No matter where you get it, protein is involved in nearly every biological process. Cooke explains that proteins “act as enzymes to help catalyze chemical reactions in the body, helping create the structure of cells and acting as transporters.” One example is hemoglobin, which she notes is “a protein bound to red blood cells that helps transport oxygen.” Without it, oxygen could not reach your tissues.

Another major role of protein is in growth and repair. This matters because the body is constantly breaking down and rebuilding tissues, and protein provides the amino acids that make this renewal possible. This is why protein is so often associated with muscle growth and maintenance.

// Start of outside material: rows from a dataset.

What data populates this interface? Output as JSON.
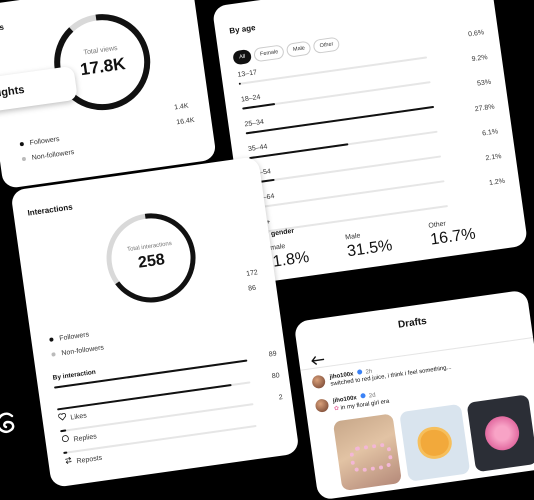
{
  "views_card": {
    "ring_label": "Total views",
    "ring_value": "17.8K",
    "header_fragment": "s",
    "stat_values": [
      "1.4K",
      "16.4K"
    ],
    "legend": [
      "Followers",
      "Non-followers"
    ],
    "ring_progress": 0.9
  },
  "insights_pill": {
    "label": "ights"
  },
  "age_card": {
    "title": "By age",
    "filters": [
      "All",
      "Female",
      "Male",
      "Other"
    ],
    "active_filter": "All",
    "groups": [
      {
        "label": "13–17",
        "value": "0.6%",
        "pct": 0.6
      },
      {
        "label": "18–24",
        "value": "9.2%",
        "pct": 9.2
      },
      {
        "label": "25–34",
        "value": "53%",
        "pct": 53
      },
      {
        "label": "35–44",
        "value": "27.8%",
        "pct": 27.8
      },
      {
        "label": "45–54",
        "value": "6.1%",
        "pct": 6.1
      },
      {
        "label": "55–64",
        "value": "2.1%",
        "pct": 2.1
      },
      {
        "label": "65+",
        "value": "1.2%",
        "pct": 1.2
      }
    ],
    "gender_title": "By gender",
    "genders": [
      {
        "label": "Female",
        "value": "51.8%"
      },
      {
        "label": "Male",
        "value": "31.5%"
      },
      {
        "label": "Other",
        "value": "16.7%"
      }
    ]
  },
  "interactions_card": {
    "title": "Interactions",
    "ring_label": "Total interactions",
    "ring_value": "258",
    "ring_progress": 0.67,
    "stat_values": [
      "172",
      "86"
    ],
    "legend": [
      "Followers",
      "Non-followers"
    ],
    "by_interaction_title": "By interaction",
    "items": [
      {
        "label": "",
        "value": "89",
        "fraction": 1.0
      },
      {
        "label": "Likes",
        "value": "80",
        "fraction": 0.9,
        "icon": "heart-icon"
      },
      {
        "label": "Replies",
        "value": "2",
        "fraction": 0.03,
        "icon": "reply-icon"
      },
      {
        "label": "Reposts",
        "value": "",
        "fraction": 0.02,
        "icon": "repost-icon"
      }
    ]
  },
  "drafts_card": {
    "title": "Drafts",
    "drafts": [
      {
        "user": "jiho100x",
        "time": "2h",
        "text": "switched to red juice, i think i feel something..."
      },
      {
        "user": "jiho100x",
        "time": "2d",
        "text": "in my floral girl era"
      }
    ]
  },
  "colors": {
    "background": "#000000",
    "card": "#ffffff",
    "accent": "#111111",
    "verified": "#3b82f6"
  }
}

Protein is also essential for immune function as "protein helps form antibodies and immune cells that protect the body from infection,” says Goodson. This is why, when you are sick or injured, your protein needs increase as your body is working harder to heal and defend itself.

Another critical role of protein is in the production of enzymes that help break down food, release energy and build new molecules, as well as in the production of hormones such as insulin, which regulates blood sugar.

Protein also supports structural integrity. “Structural proteins like collagen and keratin support healthy tissues,” Goodson says, which is why protein matters for skin, hair and nails.

And because protein takes longer to digest than carbohydrates, Goodson notes that it “helps improve satiety” and “is essential for helping to maintain steady blood sugar at meals.” This is one reason higher-protein meals tend to keep people full longer and help prevent energy crashes.

How much protein do I need every day? 

To receive these benefits, you need enough protein in your diet. The Recommended Dietary Allowance (RDA) for adults has recently been updated from 0.8 grams of protein per kilogram of body weight daily to 1.2 to 1.6 grams per kilogram of body weight – a 50% to 100% increase from the older minimum. This means that someone who weighs 150 pounds (about 68 kilograms), will want roughly to consume roughly 82 to 109 grams of protein per day.

At the same time, individual medical providers and other health experts might offer different takes, including some who prefer the previous guidance. And Goodson notes that individual needs vary greatly and some people may benefit from eating more protein than current recommendations - especially those who are physically active or doing strength or endurance training, because protein helps “support performance and recovery.”

Still, more isn't always better. While “most healthy adults can handle high quantities of protein,” Cooke says, “individuals with certain health conditions, like chronic kidney disease, can further damage kidneys with high intakes of protein.” This is why, she explains, “it’s extremely important to discuss personal protein needs with your registered dietitian.”